People’s Park (JP Sniadecki & Libbie Cohn, 2012)
A few thoughts I jotted down while watching People’s Park, a single-take documentary set in a park in the city of Chengdu, Sichuan by directors JP Sniadecki and Libbie Cohn:
- So this is a lot like Russian Ark, the single-take trip through the Hermitage directed by Alexander Sokurov, except that film was fictional and moved freely through time as it compressed and stretched hundreds of years of history into its one shot, whereas this film is a real-time documentary, and therefore rooted in the present. A present which is now past, but that’s beside the point.
- There’s no subtitles and no story. Nothing appears to have been staged for the camera. But we’re narrative-creating beings and not even the simple act of people-watching can stop us from making up little stories about the faces we see. That kid is sad, that man is hungry, those people are in love, those people can barely stand to talk to each other, etc.
- As the camera tracks along a bend in a small stream, the next film that comes to mind is Renoir’s A Day in the Country. And also People on Sunday. Great films from the thirties about middle class Europeans hanging out in public parks on sunny afternoons.
- Also the city symphony genre (À propos de Nice, Man with a Movie Camera). Why did they stop making those?
- These middle class Chinese folk are no different. In fact, they seem thoroughly Westernized. One guy flashes a peace sign at the camera. Almost everyone wears Western clothes. I see: jeans, T-shirts, slacks, print dresses, polo shirts, cargo shorts, sneakers, capri pants, cowboy hats. I wonder if these clothes have been adopted because they’re ‘evolutionarily’ better than traditional Eastern clothing, or is it cultural, Hollywood, imperialism, like the way Clark Gable killed the undershirt industry with It Happened One Night, or James Dean caused a boom in blue jeans?

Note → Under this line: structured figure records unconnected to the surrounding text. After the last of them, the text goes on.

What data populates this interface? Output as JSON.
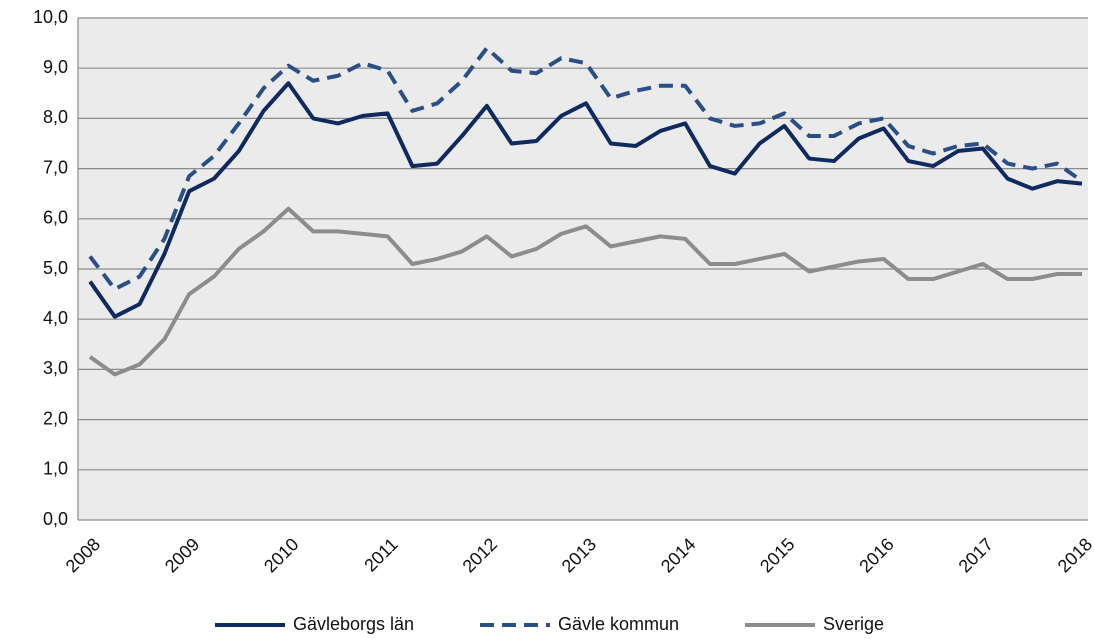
{
  "chart_data": {
    "type": "line",
    "categories": [
      "2008",
      null,
      null,
      null,
      "2009",
      null,
      null,
      null,
      "2010",
      null,
      null,
      null,
      "2011",
      null,
      null,
      null,
      "2012",
      null,
      null,
      null,
      "2013",
      null,
      null,
      null,
      "2014",
      null,
      null,
      null,
      "2015",
      null,
      null,
      null,
      "2016",
      null,
      null,
      null,
      "2017",
      null,
      null,
      null,
      "2018"
    ],
    "series": [
      {
        "name": "Gävleborgs län",
        "color": "#0f2a5e",
        "dashed": false,
        "values": [
          4.75,
          4.05,
          4.3,
          5.3,
          6.55,
          6.8,
          7.35,
          8.15,
          8.7,
          8.0,
          7.9,
          8.05,
          8.1,
          7.05,
          7.1,
          7.65,
          8.25,
          7.5,
          7.55,
          8.05,
          8.3,
          7.5,
          7.45,
          7.75,
          7.9,
          7.05,
          6.9,
          7.5,
          7.85,
          7.2,
          7.15,
          7.6,
          7.8,
          7.15,
          7.05,
          7.35,
          7.4,
          6.8,
          6.6,
          6.75,
          6.7
        ]
      },
      {
        "name": "Gävle kommun",
        "color": "#2a4f85",
        "dashed": true,
        "values": [
          5.25,
          4.6,
          4.85,
          5.6,
          6.85,
          7.25,
          7.9,
          8.6,
          9.05,
          8.75,
          8.85,
          9.1,
          8.95,
          8.15,
          8.3,
          8.75,
          9.4,
          8.95,
          8.9,
          9.2,
          9.1,
          8.4,
          8.55,
          8.65,
          8.65,
          8.0,
          7.85,
          7.9,
          8.1,
          7.65,
          7.65,
          7.9,
          8.0,
          7.45,
          7.3,
          7.45,
          7.5,
          7.1,
          7.0,
          7.1,
          6.75
        ]
      },
      {
        "name": "Sverige",
        "color": "#8c8c8c",
        "dashed": false,
        "values": [
          3.25,
          2.9,
          3.1,
          3.6,
          4.5,
          4.85,
          5.4,
          5.75,
          6.2,
          5.75,
          5.75,
          5.7,
          5.65,
          5.1,
          5.2,
          5.35,
          5.65,
          5.25,
          5.4,
          5.7,
          5.85,
          5.45,
          5.55,
          5.65,
          5.6,
          5.1,
          5.1,
          5.2,
          5.3,
          4.95,
          5.05,
          5.15,
          5.2,
          4.8,
          4.8,
          4.95,
          5.1,
          4.8,
          4.8,
          4.9,
          4.9
        ]
      }
    ],
    "ylim": [
      0,
      10
    ],
    "yticks": [
      {
        "value": 0,
        "label": "0,0"
      },
      {
        "value": 1,
        "label": "1,0"
      },
      {
        "value": 2,
        "label": "2,0"
      },
      {
        "value": 3,
        "label": "3,0"
      },
      {
        "value": 4,
        "label": "4,0"
      },
      {
        "value": 5,
        "label": "5,0"
      },
      {
        "value": 6,
        "label": "6,0"
      },
      {
        "value": 7,
        "label": "7,0"
      },
      {
        "value": 8,
        "label": "8,0"
      },
      {
        "value": 9,
        "label": "9,0"
      },
      {
        "value": 10,
        "label": "10,0"
      }
    ],
    "grid": true,
    "legend": "bottom",
    "background": "#ebebeb"
  }
}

- Is there a specific term for fashion historians? What are their internal disputes like? Are there competing models of fashion history? Are there leftist factions that rail against the imperialist machine? Do they advocate a revolutionary fashion as a consciousness-raising measure? Do they assert that you can’t fight the fashion hegemony while wearing the clothing style of the elites?
- That said, there is one big difference between their clothes and what you’d see in any given US city park: an almost total lack of logos, either corporate or team sports-related. In general there are just a lot fewer shirts with writing on them.
- There’s so much music in this park. A band decked out in orange and white polo shirts leading a sing-along. People dancing in a square, not quite in time to the music coming from a loudspeaker. A long arcade is home to a band playing traditional Chinese instruments, as well as a group of people doing karaoke.
- The sounds in the arcade clash, reverberating against its columns creating an atonal distortion much like that Charles Ives recreated in “Central Park in the Dark”, which captures the sonic experience of walking through the park as sounds fade in and out, inspired by his father’s habit of sending two marching bands in opposite directions around a square, smashing their sounds together and breaking them apart.
- After cruising through the cacophonous arcade, suddenly we break back outside where we see: couples dancing a waltz. A breath of classical air after the oppressively fuzzy modernity.
- Near yet another band playing, there’s a man doing calligraphy in water on the stone walkway. Nearby is a kebab stand selling hot dogs on sticks. Meats on sticks is a universal human value.
- In the end we’re back where we started: a group of people dancing to pop music (Michael Jackson is also a universal human value) in a large plaza. These dancers are more professional than the out-of-time folks that started the film though. They seem like a descendant of Jia Zhangke’s breakdancing troupe from Platform. Except for the old man who dances with a chicken. I have no idea where that comes from.